2日目の朝は、彼からの挨拶で始まった。
まだ出会って2日目なのに、まるで毎朝の習慣みたいに感じて、少しだけくすぐったかった。
お互いに仕事だったので、メッセージは途切れ途切れ。
でも、昼休みになると、彼からランチの写真が送られてきた。
カフェで撮ったらしいプレートランチの写真。
この人、律儀だな。
だから私も負けじと、質素なお弁当をドヤ顔で撮って送ってみた。
昼を過ぎると、少しずつ話題がパーソナルになっていった。
家族のことや、普段どんな仕事をして、どんなふうに過ごしているのか。
お互いの生活を少しずつ見せ合うような、そんなやり取りだった。
その中で、彼の言葉が少しずつ変わっていった。
私を褒める言葉が増えてきて、
「恋人だったらいいのに」
なんて、やたらと甘くて長いメッセージも混ざるようになった。
スマホの画面を見つめながら、私はずっと顔がにやけっぱなしだった。
「最高の乙女ゲーじゃん」
なんて、心の中でつぶやきながら。
その日は、写真のやり取りが増えていた。
彼が「いまは自宅のパソコンで少し仕事をしてるよ」と言って、デスクの写真を送ってくれた。

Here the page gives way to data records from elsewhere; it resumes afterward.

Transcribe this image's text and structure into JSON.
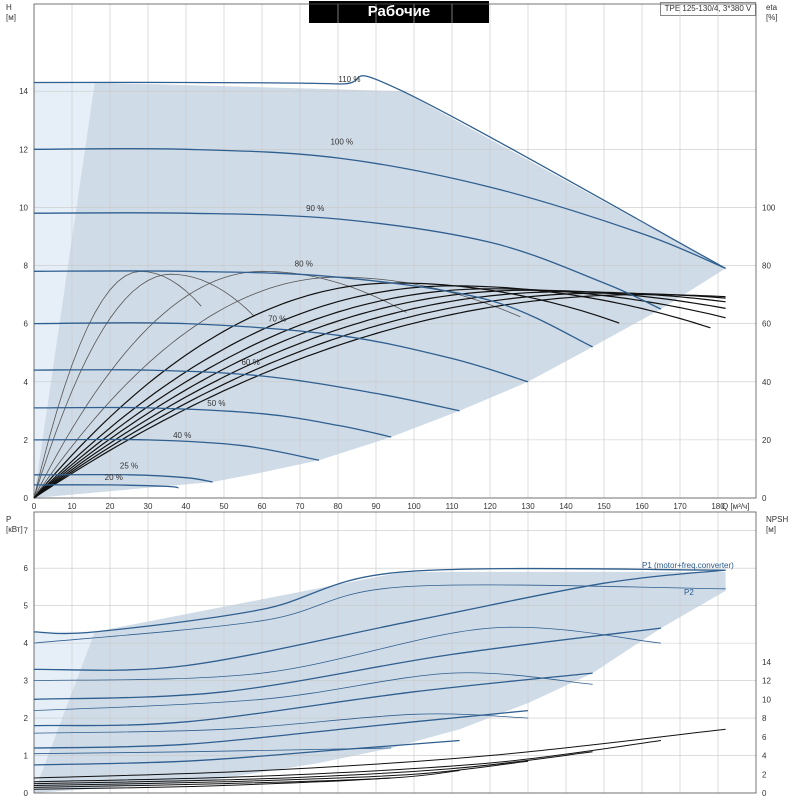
{
  "title": "Рабочие характеристики",
  "pump_id": "TPE 125-130/4, 3*380 V",
  "colors": {
    "envelope": "#cfdbe7",
    "lightband": "#e6eff8",
    "blue": "#2f5f8f",
    "black": "#111111"
  },
  "chart_data": [
    {
      "type": "line",
      "name": "head",
      "ylabel_left": "H",
      "yunit_left": "[м]",
      "ylabel_right": "eta",
      "yunit_right": "[%]",
      "xlabel": "Q [м³/ч]",
      "xlim": [
        0,
        190
      ],
      "ylim": [
        0,
        17
      ],
      "xticks": [
        0,
        10,
        20,
        30,
        40,
        50,
        60,
        70,
        80,
        90,
        100,
        110,
        120,
        130,
        140,
        150,
        160,
        170,
        180
      ],
      "yticks": [
        0,
        2,
        4,
        6,
        8,
        10,
        12,
        14
      ],
      "yticks_right": [
        0,
        20,
        40,
        60,
        80,
        100
      ],
      "yticks_right_at_H": [
        0,
        2,
        4,
        6,
        8,
        10
      ],
      "envelope": [
        [
          0,
          14.3
        ],
        [
          16,
          14.3
        ],
        [
          97,
          14.0
        ],
        [
          182,
          7.9
        ],
        [
          165,
          6.5
        ],
        [
          147,
          5.2
        ],
        [
          130,
          4.0
        ],
        [
          112,
          3.0
        ],
        [
          94,
          2.1
        ],
        [
          75,
          1.3
        ],
        [
          57,
          0.8
        ],
        [
          47,
          0.55
        ],
        [
          0,
          0
        ]
      ],
      "series": [
        {
          "label": "110 %",
          "label_at": [
            83,
            14.25
          ],
          "points": [
            [
              0,
              14.3
            ],
            [
              40,
              14.3
            ],
            [
              80,
              14.25
            ],
            [
              97,
              14.0
            ],
            [
              182,
              7.9
            ]
          ]
        },
        {
          "label": "100 %",
          "label_at": [
            81,
            12.1
          ],
          "points": [
            [
              0,
              12.0
            ],
            [
              40,
              12.0
            ],
            [
              80,
              11.7
            ],
            [
              120,
              10.7
            ],
            [
              160,
              9.1
            ],
            [
              182,
              7.9
            ]
          ]
        },
        {
          "label": "90 %",
          "label_at": [
            74,
            9.8
          ],
          "points": [
            [
              0,
              9.8
            ],
            [
              40,
              9.8
            ],
            [
              80,
              9.6
            ],
            [
              120,
              8.8
            ],
            [
              150,
              7.4
            ],
            [
              165,
              6.5
            ]
          ]
        },
        {
          "label": "80 %",
          "label_at": [
            71,
            7.9
          ],
          "points": [
            [
              0,
              7.8
            ],
            [
              40,
              7.8
            ],
            [
              80,
              7.6
            ],
            [
              120,
              6.8
            ],
            [
              147,
              5.2
            ]
          ]
        },
        {
          "label": "70 %",
          "label_at": [
            64,
            6.0
          ],
          "points": [
            [
              0,
              6.0
            ],
            [
              40,
              6.0
            ],
            [
              80,
              5.6
            ],
            [
              110,
              4.8
            ],
            [
              130,
              4.0
            ]
          ]
        },
        {
          "label": "60 %",
          "label_at": [
            57,
            4.5
          ],
          "points": [
            [
              0,
              4.4
            ],
            [
              30,
              4.4
            ],
            [
              60,
              4.2
            ],
            [
              90,
              3.6
            ],
            [
              112,
              3.0
            ]
          ]
        },
        {
          "label": "50 %",
          "label_at": [
            48,
            3.1
          ],
          "points": [
            [
              0,
              3.1
            ],
            [
              30,
              3.1
            ],
            [
              60,
              2.9
            ],
            [
              80,
              2.5
            ],
            [
              94,
              2.1
            ]
          ]
        },
        {
          "label": "40 %",
          "label_at": [
            39,
            2.0
          ],
          "points": [
            [
              0,
              2.0
            ],
            [
              30,
              2.0
            ],
            [
              55,
              1.8
            ],
            [
              75,
              1.3
            ]
          ]
        },
        {
          "label": "25 %",
          "label_at": [
            25,
            0.95
          ],
          "points": [
            [
              0,
              0.8
            ],
            [
              25,
              0.8
            ],
            [
              40,
              0.7
            ],
            [
              47,
              0.55
            ]
          ]
        },
        {
          "label": "20 %",
          "label_at": [
            21,
            0.55
          ],
          "points": [
            [
              0,
              0.45
            ],
            [
              20,
              0.45
            ],
            [
              35,
              0.4
            ],
            [
              38,
              0.35
            ]
          ]
        }
      ],
      "eta_curves_note": ""
    },
    {
      "type": "line",
      "name": "power",
      "ylabel_left": "P",
      "yunit_left": "[кВт]",
      "ylabel_right": "NPSH",
      "yunit_right": "[м]",
      "xlim": [
        0,
        190
      ],
      "ylim": [
        0,
        7.5
      ],
      "yticks": [
        0,
        1,
        2,
        3,
        4,
        5,
        6,
        7
      ],
      "yticks_right": [
        0,
        2,
        4,
        6,
        8,
        10,
        12,
        14
      ],
      "labels": {
        "p1": "P1 (motor+freq.converter)",
        "p2": "P2"
      },
      "envelope": [
        [
          0,
          4.3
        ],
        [
          16,
          4.3
        ],
        [
          97,
          5.9
        ],
        [
          182,
          5.9
        ],
        [
          182,
          5.4
        ],
        [
          165,
          4.4
        ],
        [
          147,
          3.2
        ],
        [
          130,
          2.4
        ],
        [
          112,
          1.7
        ],
        [
          94,
          1.2
        ],
        [
          75,
          0.8
        ],
        [
          47,
          0.35
        ],
        [
          0,
          0
        ]
      ],
      "p1_curves": [
        [
          [
            0,
            4.3
          ],
          [
            16,
            4.3
          ],
          [
            60,
            4.9
          ],
          [
            97,
            5.9
          ],
          [
            182,
            5.95
          ]
        ],
        [
          [
            0,
            3.3
          ],
          [
            40,
            3.4
          ],
          [
            100,
            4.6
          ],
          [
            150,
            5.6
          ],
          [
            182,
            5.95
          ]
        ],
        [
          [
            0,
            2.5
          ],
          [
            50,
            2.7
          ],
          [
            110,
            3.7
          ],
          [
            165,
            4.4
          ]
        ],
        [
          [
            0,
            1.8
          ],
          [
            40,
            1.9
          ],
          [
            100,
            2.7
          ],
          [
            147,
            3.2
          ]
        ],
        [
          [
            0,
            1.2
          ],
          [
            40,
            1.3
          ],
          [
            90,
            1.8
          ],
          [
            130,
            2.2
          ]
        ],
        [
          [
            0,
            0.75
          ],
          [
            40,
            0.85
          ],
          [
            80,
            1.15
          ],
          [
            112,
            1.4
          ]
        ]
      ],
      "p2_curves": [
        [
          [
            0,
            4.0
          ],
          [
            60,
            4.6
          ],
          [
            97,
            5.5
          ],
          [
            182,
            5.45
          ]
        ],
        [
          [
            0,
            3.0
          ],
          [
            60,
            3.2
          ],
          [
            120,
            4.4
          ],
          [
            165,
            4.0
          ]
        ],
        [
          [
            0,
            2.2
          ],
          [
            60,
            2.5
          ],
          [
            110,
            3.2
          ],
          [
            147,
            2.9
          ]
        ],
        [
          [
            0,
            1.6
          ],
          [
            50,
            1.7
          ],
          [
            100,
            2.1
          ],
          [
            130,
            2.0
          ]
        ],
        [
          [
            0,
            1.05
          ],
          [
            40,
            1.1
          ],
          [
            94,
            1.2
          ]
        ]
      ],
      "npsh_curves": [
        [
          [
            0,
            0.4
          ],
          [
            60,
            0.6
          ],
          [
            120,
            1.0
          ],
          [
            182,
            1.7
          ]
        ],
        [
          [
            0,
            0.3
          ],
          [
            60,
            0.45
          ],
          [
            120,
            0.8
          ],
          [
            165,
            1.4
          ]
        ],
        [
          [
            0,
            0.25
          ],
          [
            60,
            0.38
          ],
          [
            110,
            0.65
          ],
          [
            147,
            1.1
          ]
        ],
        [
          [
            0,
            0.2
          ],
          [
            50,
            0.3
          ],
          [
            100,
            0.5
          ],
          [
            130,
            0.85
          ]
        ],
        [
          [
            0,
            0.15
          ],
          [
            50,
            0.25
          ],
          [
            94,
            0.4
          ],
          [
            112,
            0.6
          ]
        ],
        [
          [
            0,
            0.1
          ],
          [
            40,
            0.17
          ],
          [
            75,
            0.3
          ],
          [
            94,
            0.4
          ]
        ]
      ]
    }
  ]
}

それを見て、私も自分のデスク周りのお気に入りポイントを撮って送り返した。
なんだか不思議な気持ちだった。
出会ってまだ2日目なのに、お互いの生活の一部をのぞき合っているようで。
彼自身が写っている写真は、その日は一枚も届かなかった。
それでも、送られてくる写真の中の小さな生活の気配に、
「この人は、確かにリアルに存在しているんだ」
そう思わせるものがあった。
でも、私はまだ、自分に言い聞かせていた。
これはファンタジーだって。
甘い言葉や写真に、飲み込まれてはいけないって。
その夜の最後、彼からこんなメッセージが届いた。
「親愛なる(わたし)へ。そろそろ眠る時間だね。未来の旦那さんと一緒に眠らない?キスをしてから眠りたいな」
……どこの詩人だよ。好きすぎる。
甘さでスマホの画面がべたつきそうなくらいで、少し笑ってしまうのと同時に乙女心がワクワクした。
まあでも、冗談だよね?ファンタジーだから。
とりあえず私もその流れに乗った。
おやすみのメッセージと、ハグのスタンプを送って、布団の中でそっと目を閉じた。
未来の旦那さんになった彼を想像しながら。
……いやいや、まだ2日目だぞ、わたし。
●
この日の私のミスは、3つあった。
ひとつ――
写真が多く送られてきたことにより、虚像と真実の判別が難しくなっていた。
世界中の日常写真を誰もかれもが気軽に見ることができるこのご時世、
それっぽい写真なんてものは、いくらでもある。
ふたつ――
ファンタジーだと自分に言い聞かせた。
言い聞かせた時点で、ファンタジーではないことを期待しているのだ。
期待は、真実をゆがませる。
自分にとって都合のいい様に、見聞きしたものを改ざんしてしまうから。
みっつ――
甘い言葉に絆された。
たった2日で「未来の旦那」発言は、距離の取り方に違和感を覚えるべきだ。
ジョークとして微笑ましいやり取りの中の発言ではなかったから。
愛の国の出身だと騙っていたにしても、やりすぎ。
しかしすでに私の思考はバグっていて、大好きな甘い言葉にのみ込まれた。
一度バグってしまった脳みそは、もう自力では戻せない。
恋愛で狂う人はたくさんいる。
身近でも見てきた。
不思議に思うこともある。
第三者視点で見ると当たり前におかしいことが、当の本人は全く気が付かないのだ。
気づけば、私もそんな一人になってしまっていて――。
他人の顔を借りて夢を売る詐欺師の醜悪さと、
その夢に浸っていた自分の未熟さに、深く辟易した。